The potential healthcare privacy risks of ChatGPT

Hospitals and health systems whose providers use ChatGPT could be opening themselves up to HIPAA violations and lawsuits if they are not careful with patient data, two health policy experts wrote in JAMA.

Clinicians who employ the artificial intelligence chatbot in their practice are sharing the data with its developer, OpenAI, so they have to be sure they do not input protected health information, according to the July 6 article by Genevieve Kanter, PhD, an associate professor of health policy at Los Angeles-based University of Southern California, and Eric Packel, a healthcare privacy and compliance attorney with law firm BakerHostetler.

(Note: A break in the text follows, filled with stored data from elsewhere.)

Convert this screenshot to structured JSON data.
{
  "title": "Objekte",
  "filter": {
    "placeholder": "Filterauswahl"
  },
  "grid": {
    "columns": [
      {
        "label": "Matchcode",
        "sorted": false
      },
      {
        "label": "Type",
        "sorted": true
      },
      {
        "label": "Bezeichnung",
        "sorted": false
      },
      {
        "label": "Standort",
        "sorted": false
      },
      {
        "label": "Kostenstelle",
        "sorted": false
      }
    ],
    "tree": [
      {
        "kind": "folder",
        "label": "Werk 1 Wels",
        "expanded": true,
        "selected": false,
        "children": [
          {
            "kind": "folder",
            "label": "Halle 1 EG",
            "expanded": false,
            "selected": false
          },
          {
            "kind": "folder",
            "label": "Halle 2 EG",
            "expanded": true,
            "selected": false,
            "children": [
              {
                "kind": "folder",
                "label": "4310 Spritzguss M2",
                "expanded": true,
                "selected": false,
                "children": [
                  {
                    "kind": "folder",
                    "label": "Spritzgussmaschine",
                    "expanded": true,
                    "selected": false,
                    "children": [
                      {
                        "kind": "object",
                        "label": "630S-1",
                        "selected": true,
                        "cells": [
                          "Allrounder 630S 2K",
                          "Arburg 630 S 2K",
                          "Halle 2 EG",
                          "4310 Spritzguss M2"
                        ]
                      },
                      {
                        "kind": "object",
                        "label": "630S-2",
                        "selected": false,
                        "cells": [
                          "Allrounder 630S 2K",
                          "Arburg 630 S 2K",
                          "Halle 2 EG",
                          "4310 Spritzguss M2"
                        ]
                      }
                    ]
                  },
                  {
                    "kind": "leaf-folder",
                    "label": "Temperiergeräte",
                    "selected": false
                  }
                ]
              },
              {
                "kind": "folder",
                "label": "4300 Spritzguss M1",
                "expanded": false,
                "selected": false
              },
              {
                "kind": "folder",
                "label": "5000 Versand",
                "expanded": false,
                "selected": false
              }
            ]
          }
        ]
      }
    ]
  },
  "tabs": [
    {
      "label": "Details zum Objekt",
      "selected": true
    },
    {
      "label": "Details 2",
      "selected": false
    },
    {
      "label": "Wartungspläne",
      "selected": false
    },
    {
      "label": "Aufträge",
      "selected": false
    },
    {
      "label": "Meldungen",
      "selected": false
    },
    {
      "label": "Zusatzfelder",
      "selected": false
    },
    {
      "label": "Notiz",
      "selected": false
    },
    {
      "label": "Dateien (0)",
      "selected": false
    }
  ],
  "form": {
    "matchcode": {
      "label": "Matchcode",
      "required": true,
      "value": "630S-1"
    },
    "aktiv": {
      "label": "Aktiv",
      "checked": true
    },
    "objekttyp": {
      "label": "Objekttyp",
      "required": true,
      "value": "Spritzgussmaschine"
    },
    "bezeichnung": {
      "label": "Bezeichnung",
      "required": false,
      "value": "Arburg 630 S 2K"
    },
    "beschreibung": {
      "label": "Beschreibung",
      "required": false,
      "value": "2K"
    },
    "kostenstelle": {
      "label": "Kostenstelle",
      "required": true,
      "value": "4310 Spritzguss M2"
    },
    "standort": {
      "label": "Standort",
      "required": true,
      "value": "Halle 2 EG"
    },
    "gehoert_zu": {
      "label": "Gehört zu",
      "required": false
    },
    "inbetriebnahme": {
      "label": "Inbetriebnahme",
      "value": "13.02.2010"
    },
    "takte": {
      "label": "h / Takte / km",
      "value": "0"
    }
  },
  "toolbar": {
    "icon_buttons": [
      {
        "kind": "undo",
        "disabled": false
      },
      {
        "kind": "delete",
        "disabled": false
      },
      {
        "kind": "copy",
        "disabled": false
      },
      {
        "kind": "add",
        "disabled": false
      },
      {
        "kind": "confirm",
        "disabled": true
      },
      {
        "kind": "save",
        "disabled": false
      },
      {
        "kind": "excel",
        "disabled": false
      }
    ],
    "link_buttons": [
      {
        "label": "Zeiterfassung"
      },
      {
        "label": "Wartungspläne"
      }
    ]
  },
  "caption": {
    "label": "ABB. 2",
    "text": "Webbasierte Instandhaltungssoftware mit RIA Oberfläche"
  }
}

"This is harder than it sounds," they wrote. "Transcripts of encounters can be sprinkled with benign comments such as 'Not to worry, Mr. Lincoln. It's just a flesh wound, and we'll fix you right up' that are considered PHI. Casual references to a person’s residence in this context ('How's your new place in Springfield?') are also PHI. Patient names, including nicknames, references to geographic information smaller than a state, and admission and discharge dates, to cite a few examples, must be scrubbed before transcripts can be fed into the chat tool."

The two experts recommended that health systems train staffers on the risks of chatbots, including as part of their annual HIPAA training.